Charles Mackay (1812-1889), Under the Blue Sky
(London: Sampson Low, Marston, Low and Searle, 1871), pp. 2-3:
Though the rich may not know it or wish it, there is almost as great a distinction of "caste" in England as there is in India. It is something more than money that divides the rich from the poor, and the poor from the rich; and something else than money or education—or the absence of one or both—that separates trades from each other, or one class of work-people from another; and it is exceedingly difficult for one whose dress, manners, and conversation mark him as belonging to the professional, commercial, or gentlemanly classes to establish friendly and intimate relations with the peasantry and lower orders of labourers, or to get at the secrets of their moral and intellectual life.
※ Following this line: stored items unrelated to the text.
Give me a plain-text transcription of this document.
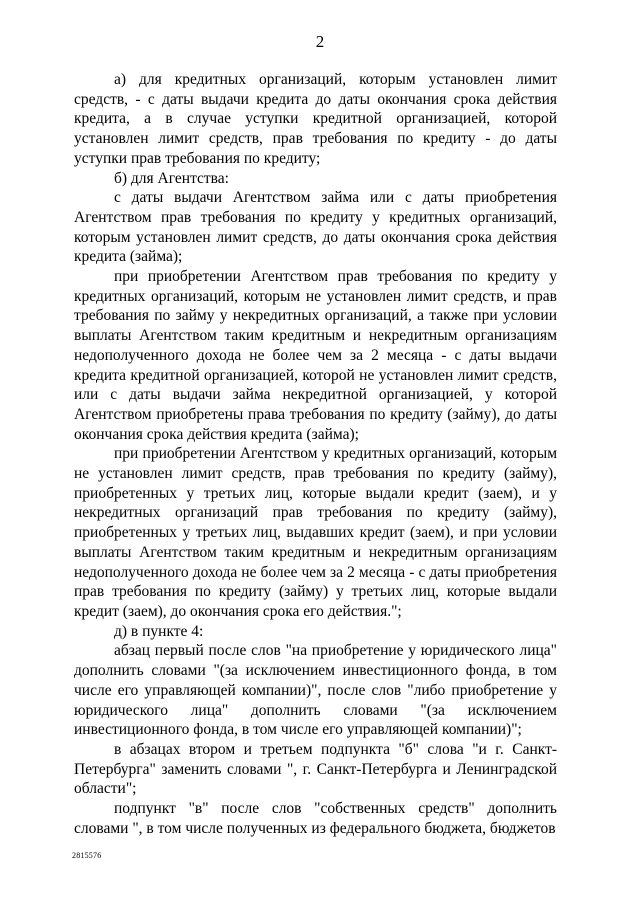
2

а) для кредитных организаций, которым установлен лимит средств, - с даты выдачи кредита до даты окончания срока действия кредита, а в случае уступки кредитной организацией, которой установлен лимит средств, прав требования по кредиту - до даты уступки прав требования по кредиту;

б) для Агентства:

с даты выдачи Агентством займа или с даты приобретения Агентством прав требования по кредиту у кредитных организаций, которым установлен лимит средств, до даты окончания срока действия кредита (займа);

при приобретении Агентством прав требования по кредиту у кредитных организаций, которым не установлен лимит средств, и прав требования по займу у некредитных организаций, а также при условии выплаты Агентством таким кредитным и некредитным организациям недополученного дохода не более чем за 2 месяца - с даты выдачи кредита кредитной организацией, которой не установлен лимит средств, или с даты выдачи займа некредитной организацией, у которой Агентством приобретены права требования по кредиту (займу), до даты окончания срока действия кредита (займа);

при приобретении Агентством у кредитных организаций, которым не установлен лимит средств, прав требования по кредиту (займу), приобретенных у третьих лиц, которые выдали кредит (заем), и у некредитных организаций прав требования по кредиту (займу), приобретенных у третьих лиц, выдавших кредит (заем), и при условии выплаты Агентством таким кредитным и некредитным организациям недополученного дохода не более чем за 2 месяца - с даты приобретения прав требования по кредиту (займу) у третьих лиц, которые выдали кредит (заем), до окончания срока его действия.";

д) в пункте 4:

абзац первый после слов "на приобретение у юридического лица" дополнить словами "(за исключением инвестиционного фонда, в том числе его управляющей компании)", после слов "либо приобретение у юридического лица" дополнить словами "(за исключением инвестиционного фонда, в том числе его управляющей компании)";

в абзацах втором и третьем подпункта "б" слова "и г. Санкт-Петербурга" заменить словами ", г. Санкт-Петербурга и Ленинградской области";

подпункт "в" после слов "собственных средств" дополнить словами ", в том числе полученных из федерального бюджета, бюджетов

2815576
To call upon poor working people in their homes, suggests to them that you have a "mission "—religious or otherwise—to reform or lecture them, and they immediately—whether male or female—put on a mental armour to defy you. They do not like to be preached at, or lectured, or patronised, by "unco' guid" or "rigidly righteous" people; and though they will most likely take your money if you offer it, you will get but little insight into their mode of life or habits of thought, if you talk to them for a twelvemonth. They are on their guard against you, and will not admit you into their confidence, strive as hard as you may. If you sit with them in their beerhouses, they discover at a glance, in whatever way you may have dressed yourself, that you are not one of them; and they look upon you as a flock of sheep might look upon a wolf, or a congregation of crows upon an alien magpie, who had obtruded into their clan or companionship.